Crisi nera per il dollaro: -12% rispetto all'euro da inizio pandemia

 
Da marzo ad oggi il dollaro sta subendo perdite fortissime, che in qualche modo contrastano l'idea che, nei periodi in cui la crisi è forte, è cosa saggia rifugiarsi in valori sicuri, quale ad esempio, da sempre, è il ''biglietto vedere''. Ed invece questa crisi, conseguenza della pandemia, ha portato il dollaro a perdere, nei confronti dell'euro, quasi il 12 per cento, fissando, a fine luglio, il rapporto a 1,19 (da 1,06).

Lo scorso mese di luglio, dal punto di vista del confronto tra le due valute, si è dimostrato devastante per il dollaro che ha perso il 5 per cento.
L'ampiezza del fenomeno si coglie meglio se, come ha fatto l'economista Jean Pisani-Ferry, si ricorda che, nei confronti del dollaro, l'euro ha toccato il suo minimo, a 0,82, nell'ottobre del 2000 ed il massimo storico, a 1,60, nel 2008.

Le oscillazioni registrate, dal 2008 ad oggi, ritenute ragionevoli, sono comprese tra 1,05 e 1,25. Ma ora il calo progressivo della fiducia nel dollaro, come valuta ''sicura'', sta andando di pari passo con una crescita dell'oro, che sta macinando record su record, essendo aumentato del 30 per cento dall'inizio del 2020.
In questi giorni il valore dell'oncia di oro ha toccato 1975 dollari.

Il calo del dollaro, in qualche modo, ora pone degli interrogativi sul suo futuro come moneta egemone, quella per la quale è stato coniato l'acronimo ''Tina'' (''there is no alternative''), come a dire che alla moneta Usa non ci può essere una alternativa. Per anni è stato questo il dogma ripetuto sino alla nausea, ponendo come motivazione la crescita economica del Dragone cinese e la debolezza dell'euro, conseguenza delle vicende europee.

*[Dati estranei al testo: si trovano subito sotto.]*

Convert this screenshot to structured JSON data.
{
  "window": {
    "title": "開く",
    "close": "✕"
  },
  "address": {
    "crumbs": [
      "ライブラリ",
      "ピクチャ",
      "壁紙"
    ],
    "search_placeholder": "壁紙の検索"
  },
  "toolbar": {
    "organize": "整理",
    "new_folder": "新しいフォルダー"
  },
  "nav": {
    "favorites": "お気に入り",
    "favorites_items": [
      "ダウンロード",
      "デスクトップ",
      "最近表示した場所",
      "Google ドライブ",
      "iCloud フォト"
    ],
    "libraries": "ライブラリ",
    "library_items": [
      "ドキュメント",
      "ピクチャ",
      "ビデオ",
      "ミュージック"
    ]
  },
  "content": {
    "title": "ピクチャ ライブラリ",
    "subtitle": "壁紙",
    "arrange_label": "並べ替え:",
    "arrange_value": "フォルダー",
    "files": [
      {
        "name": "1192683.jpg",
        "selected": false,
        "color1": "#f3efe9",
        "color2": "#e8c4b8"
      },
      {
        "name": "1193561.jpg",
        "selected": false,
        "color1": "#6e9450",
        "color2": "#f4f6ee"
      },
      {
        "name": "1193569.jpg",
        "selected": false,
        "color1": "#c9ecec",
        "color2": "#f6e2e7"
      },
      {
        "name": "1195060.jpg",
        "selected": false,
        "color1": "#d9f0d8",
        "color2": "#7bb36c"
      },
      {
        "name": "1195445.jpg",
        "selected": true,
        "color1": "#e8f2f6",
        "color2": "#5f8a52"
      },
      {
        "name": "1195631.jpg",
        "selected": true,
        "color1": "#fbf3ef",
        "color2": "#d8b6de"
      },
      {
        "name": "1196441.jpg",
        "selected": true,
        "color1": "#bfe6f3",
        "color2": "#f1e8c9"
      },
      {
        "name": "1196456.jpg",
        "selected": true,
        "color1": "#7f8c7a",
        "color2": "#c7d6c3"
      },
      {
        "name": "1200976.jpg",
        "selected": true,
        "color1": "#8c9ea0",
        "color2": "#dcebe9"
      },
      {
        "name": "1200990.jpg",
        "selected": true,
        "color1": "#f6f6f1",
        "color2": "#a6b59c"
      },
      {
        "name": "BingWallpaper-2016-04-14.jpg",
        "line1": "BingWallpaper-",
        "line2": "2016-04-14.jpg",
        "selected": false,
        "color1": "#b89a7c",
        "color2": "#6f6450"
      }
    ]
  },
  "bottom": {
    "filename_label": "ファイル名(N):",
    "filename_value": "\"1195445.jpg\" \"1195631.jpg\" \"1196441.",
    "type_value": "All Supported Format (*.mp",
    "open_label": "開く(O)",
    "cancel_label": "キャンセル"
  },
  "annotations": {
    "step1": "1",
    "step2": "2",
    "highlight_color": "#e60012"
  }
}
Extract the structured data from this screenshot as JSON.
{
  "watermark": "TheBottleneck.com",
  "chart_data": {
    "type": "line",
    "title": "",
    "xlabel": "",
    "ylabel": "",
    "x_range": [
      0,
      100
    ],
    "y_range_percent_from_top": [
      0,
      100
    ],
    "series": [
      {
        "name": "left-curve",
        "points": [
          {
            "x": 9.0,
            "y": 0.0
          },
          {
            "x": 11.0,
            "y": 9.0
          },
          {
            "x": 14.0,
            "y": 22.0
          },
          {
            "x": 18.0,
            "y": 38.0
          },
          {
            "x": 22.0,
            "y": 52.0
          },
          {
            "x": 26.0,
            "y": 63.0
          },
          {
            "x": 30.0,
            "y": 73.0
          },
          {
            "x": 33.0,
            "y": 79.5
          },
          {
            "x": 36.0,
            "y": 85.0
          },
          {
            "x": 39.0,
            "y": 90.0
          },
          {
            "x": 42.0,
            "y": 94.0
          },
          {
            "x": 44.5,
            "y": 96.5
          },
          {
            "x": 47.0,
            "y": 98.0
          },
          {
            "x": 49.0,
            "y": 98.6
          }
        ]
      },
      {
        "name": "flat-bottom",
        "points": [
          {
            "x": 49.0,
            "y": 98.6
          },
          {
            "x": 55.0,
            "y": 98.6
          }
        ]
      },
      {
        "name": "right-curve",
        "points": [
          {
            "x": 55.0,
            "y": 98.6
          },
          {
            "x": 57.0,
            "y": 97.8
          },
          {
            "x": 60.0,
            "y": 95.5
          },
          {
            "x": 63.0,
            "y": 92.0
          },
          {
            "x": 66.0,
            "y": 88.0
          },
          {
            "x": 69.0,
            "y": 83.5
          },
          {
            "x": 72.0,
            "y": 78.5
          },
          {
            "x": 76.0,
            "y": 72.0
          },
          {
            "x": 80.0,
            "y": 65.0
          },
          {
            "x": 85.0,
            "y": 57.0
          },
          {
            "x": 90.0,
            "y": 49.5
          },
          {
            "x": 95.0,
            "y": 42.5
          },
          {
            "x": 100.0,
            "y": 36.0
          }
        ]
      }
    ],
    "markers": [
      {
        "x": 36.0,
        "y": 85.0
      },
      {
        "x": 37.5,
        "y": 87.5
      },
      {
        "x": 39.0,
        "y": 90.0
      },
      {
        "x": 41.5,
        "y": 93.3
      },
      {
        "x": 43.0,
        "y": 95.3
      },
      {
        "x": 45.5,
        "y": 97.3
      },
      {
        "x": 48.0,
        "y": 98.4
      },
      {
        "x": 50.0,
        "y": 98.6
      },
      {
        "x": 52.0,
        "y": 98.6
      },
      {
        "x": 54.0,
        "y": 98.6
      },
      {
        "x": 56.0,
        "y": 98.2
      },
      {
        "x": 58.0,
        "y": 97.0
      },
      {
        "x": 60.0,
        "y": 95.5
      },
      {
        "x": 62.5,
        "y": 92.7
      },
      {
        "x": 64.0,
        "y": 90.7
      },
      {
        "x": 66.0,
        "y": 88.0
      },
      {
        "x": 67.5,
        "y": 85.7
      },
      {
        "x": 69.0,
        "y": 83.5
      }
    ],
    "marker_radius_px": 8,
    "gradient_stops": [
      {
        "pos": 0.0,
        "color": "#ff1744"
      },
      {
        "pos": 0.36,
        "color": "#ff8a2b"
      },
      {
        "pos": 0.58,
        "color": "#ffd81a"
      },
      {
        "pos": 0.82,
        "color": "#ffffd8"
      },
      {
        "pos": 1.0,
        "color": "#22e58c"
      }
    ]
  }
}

In ogni caso il dollaro resta ancora la valuta di riserva di riferimento. Oggi il 62 per cento delle riserve è in dollari - il calcolo è del Financial Times -, cioè appena due punti in meno dal livello del 2008. Comunque alcuni analisti e economisti vedono per il dollaro un futuro incerto.

Stephen Roach, professore alla Yale University ed ex dirigente della Morgan Stanley, in un commento su Bloomberg, ha previsto che "il privilegio esorbitante del dollaro stia giungendo al termine'', preconizzando per la moneta americana un calo del 35 per cento. In questo sostenuto anche da Patrick Artus, economista capo della Natixis, che non esclude un ulteriore scivolone della valuta americana.

D'altra parte il deficit di bilancio americano dovrebbe raggiungere nel 2020 il 23,8% del prodotto interno lordo, cioè il doppio rispetto all'area dell'euro (11,7%). E queste sono previsioni del Fondo monetario internazionale (FMI). Un quadro nel quale si inseriscono anche le scelte della Federal Reserve, che ha abbassato i suoi tassi più della Banca centrale europea, che non poteva più avere tassi negativi. Peraltro la Fed sta intervenendo massicciamente sul mercato, acquistando i titoli delle società americane, ufficialmente per garantire liquidità al mercato, in realtà per evitare il loro fallimento.